Do Nurses at Mobile Stick Around?

MOBILE NURSING AND REHABILITATION CENTER has a staff turnover rate of 53%, which is 7 percentage points above the Alabama average of 46%. Moderate turnover is common in nursing homes, but families should still ask about staff tenure and how the facility maintains care continuity when employees leave.

Was Mobile Ever Fined?

MOBILE NURSING AND REHABILITATION CENTER has no federal fines on record. CMS issues fines when nursing homes fail to meet care standards or don't correct problems found during inspections. The absence of fines suggests the facility has either maintained compliance or corrected any issues before penalties were assessed. This is a positive indicator, though families should still review recent inspection reports for the full picture.

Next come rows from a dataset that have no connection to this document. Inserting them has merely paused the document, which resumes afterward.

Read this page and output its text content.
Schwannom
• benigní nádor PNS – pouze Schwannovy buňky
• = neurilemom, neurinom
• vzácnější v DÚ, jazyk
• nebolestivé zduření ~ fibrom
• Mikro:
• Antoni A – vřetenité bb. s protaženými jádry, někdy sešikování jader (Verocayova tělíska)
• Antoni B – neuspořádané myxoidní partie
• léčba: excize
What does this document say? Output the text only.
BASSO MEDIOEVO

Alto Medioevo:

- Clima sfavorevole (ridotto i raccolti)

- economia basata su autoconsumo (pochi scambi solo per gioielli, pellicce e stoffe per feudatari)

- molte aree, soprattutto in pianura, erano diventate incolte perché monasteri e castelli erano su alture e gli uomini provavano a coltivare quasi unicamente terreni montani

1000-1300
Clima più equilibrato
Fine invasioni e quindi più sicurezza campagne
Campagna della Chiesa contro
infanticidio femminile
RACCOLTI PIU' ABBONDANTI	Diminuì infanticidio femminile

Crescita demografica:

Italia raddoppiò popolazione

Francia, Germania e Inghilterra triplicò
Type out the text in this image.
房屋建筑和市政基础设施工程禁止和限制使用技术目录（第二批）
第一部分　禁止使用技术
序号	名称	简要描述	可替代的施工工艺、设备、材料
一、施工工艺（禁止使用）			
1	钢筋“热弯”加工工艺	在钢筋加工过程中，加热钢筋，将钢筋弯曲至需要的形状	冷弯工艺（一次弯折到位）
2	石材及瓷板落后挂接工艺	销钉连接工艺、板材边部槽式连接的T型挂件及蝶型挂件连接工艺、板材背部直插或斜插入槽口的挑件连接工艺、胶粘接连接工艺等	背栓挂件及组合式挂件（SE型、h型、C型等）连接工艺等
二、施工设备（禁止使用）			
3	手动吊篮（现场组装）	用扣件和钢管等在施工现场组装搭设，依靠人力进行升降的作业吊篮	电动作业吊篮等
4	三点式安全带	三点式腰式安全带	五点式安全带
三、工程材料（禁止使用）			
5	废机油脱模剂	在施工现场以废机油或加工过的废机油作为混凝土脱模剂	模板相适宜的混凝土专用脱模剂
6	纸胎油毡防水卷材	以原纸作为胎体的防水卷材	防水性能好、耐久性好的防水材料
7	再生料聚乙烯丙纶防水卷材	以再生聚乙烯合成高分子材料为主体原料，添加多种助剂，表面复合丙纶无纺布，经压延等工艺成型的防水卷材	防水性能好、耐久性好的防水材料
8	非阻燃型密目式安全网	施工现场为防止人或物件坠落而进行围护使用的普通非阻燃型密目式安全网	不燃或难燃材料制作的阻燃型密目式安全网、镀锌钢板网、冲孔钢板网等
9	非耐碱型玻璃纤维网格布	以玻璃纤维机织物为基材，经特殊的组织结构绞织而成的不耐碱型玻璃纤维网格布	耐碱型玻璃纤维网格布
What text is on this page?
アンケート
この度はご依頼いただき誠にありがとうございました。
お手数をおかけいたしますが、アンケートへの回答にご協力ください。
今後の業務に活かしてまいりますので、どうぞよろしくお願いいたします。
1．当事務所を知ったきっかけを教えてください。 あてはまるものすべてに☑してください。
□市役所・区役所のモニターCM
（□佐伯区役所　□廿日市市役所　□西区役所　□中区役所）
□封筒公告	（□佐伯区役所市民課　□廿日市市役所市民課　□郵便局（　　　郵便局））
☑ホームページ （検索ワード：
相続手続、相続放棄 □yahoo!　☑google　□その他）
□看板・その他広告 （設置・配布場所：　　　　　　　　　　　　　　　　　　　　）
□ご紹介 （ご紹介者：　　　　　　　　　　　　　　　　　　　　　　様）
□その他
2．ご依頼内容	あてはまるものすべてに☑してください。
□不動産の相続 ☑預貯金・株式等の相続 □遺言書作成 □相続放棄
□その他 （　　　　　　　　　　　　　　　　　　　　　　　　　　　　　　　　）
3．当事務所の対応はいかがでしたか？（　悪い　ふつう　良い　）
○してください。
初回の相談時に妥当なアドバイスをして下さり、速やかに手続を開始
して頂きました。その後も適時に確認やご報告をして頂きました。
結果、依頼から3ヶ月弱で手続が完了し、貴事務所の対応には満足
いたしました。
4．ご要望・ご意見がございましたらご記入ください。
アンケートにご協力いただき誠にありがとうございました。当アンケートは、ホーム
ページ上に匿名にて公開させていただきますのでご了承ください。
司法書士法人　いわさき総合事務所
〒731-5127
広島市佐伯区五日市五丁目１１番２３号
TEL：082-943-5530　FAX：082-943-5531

Is Mobile on Any Federal Watch List?

MOBILE NURSING AND REHABILITATION CENTER is not on any federal watch list. The most significant is the Special Focus Facility (SFF) program, which identifies the bottom 1% of nursing homes nationally based on persistent, serious quality problems. Not being on this list means the facility has avoided the pattern of deficiencies that triggers enhanced federal oversight. This is a positive indicator, though families should still review the facility's inspection history directly.